King Louis XVIII made a triumphal return to Paris on 3 May 1814, accompanied by members of the provisional Council of State, commissaires of the ministerial departments, Marshals of France, and generals. He was greeted by a huge crowd. He named the new ministry on 13 May 1814.

==Ministers==
The ministers were:

| Ministry | Start | End | Minister |
| Foreign Affairs | 13 May 1814 | 19 March 1815 | Charles Maurice de Talleyrand-Périgord |
| Justice | 13 May 1814 | 19 March 1815 | Charles Dambray |
| Interior | 13 May 1814 | 19 March 1815 | François-Xavier-Marc-Antoine de Montesquiou-Fézensac |
| War | 13 May 1814 | 3 December 1814 | Pierre Dupont de l'Étang |
| 3 December 1814 | 11 March 1815 | Jean-de-Dieu Soult |
| 11 March 1815 | 19 March 1815 | Henri Jacques Guillaume Clarke |
| Finance | 13 May 1814 | 19 March 1815 | Joseph-Dominique Louis |
| Navy and Colonies | 13 May 1814 | 7 September 1814 | Pierre-Victor Malouet |
| 7 September 1814 | 19 March 1815 | Jacques Claude Beugnot |
| Minister of State | 13 May 1814 | 19 March 1815 | Emmerich Joseph de Dalberg |
| King's Household | 29 May 1814 | 19 March 1815 | Pierre Louis Jean Casimir de Blacas |

==Events==
On 4 June 1814 the Charter of 1814 was proclaimed, defining the basic constitutional laws of the state.

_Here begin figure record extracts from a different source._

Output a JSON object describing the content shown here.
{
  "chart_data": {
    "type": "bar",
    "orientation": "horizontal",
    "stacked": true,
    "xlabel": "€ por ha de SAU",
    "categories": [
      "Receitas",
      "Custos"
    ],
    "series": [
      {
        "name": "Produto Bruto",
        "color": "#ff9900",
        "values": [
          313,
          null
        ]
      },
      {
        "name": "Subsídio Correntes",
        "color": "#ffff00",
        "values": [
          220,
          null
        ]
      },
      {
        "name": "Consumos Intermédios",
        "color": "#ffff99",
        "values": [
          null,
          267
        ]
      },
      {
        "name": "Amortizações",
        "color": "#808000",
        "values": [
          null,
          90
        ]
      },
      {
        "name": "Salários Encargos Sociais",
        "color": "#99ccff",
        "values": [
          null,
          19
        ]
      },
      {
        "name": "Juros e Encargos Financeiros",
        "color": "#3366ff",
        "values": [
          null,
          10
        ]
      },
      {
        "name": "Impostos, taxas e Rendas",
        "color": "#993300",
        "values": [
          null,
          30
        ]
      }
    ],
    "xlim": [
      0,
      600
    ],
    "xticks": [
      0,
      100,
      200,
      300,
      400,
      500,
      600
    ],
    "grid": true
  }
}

The government soon became unpopular. Some were opposed to the reactionary policies of the government, and some were opposed to the Bourbon dynasty. The clergy openly preached intolerance and persecution of supporters of the former regime, while the army resented the rejection of their achievements under the Empire. Napoleon sensed the change of mood, left Elba and on 1 March 1815 landed on the mainland near Cannes. He traveled north, with supporters flocking to his cause. On 16 March 1815 Louis XVIII addressed a meeting of both chambers, appealing to them to defend the constitutional charter. On the night of 19-20 March the king left his palace for Ghent in Belgium. Napoleon entered Paris on 20 March 1815.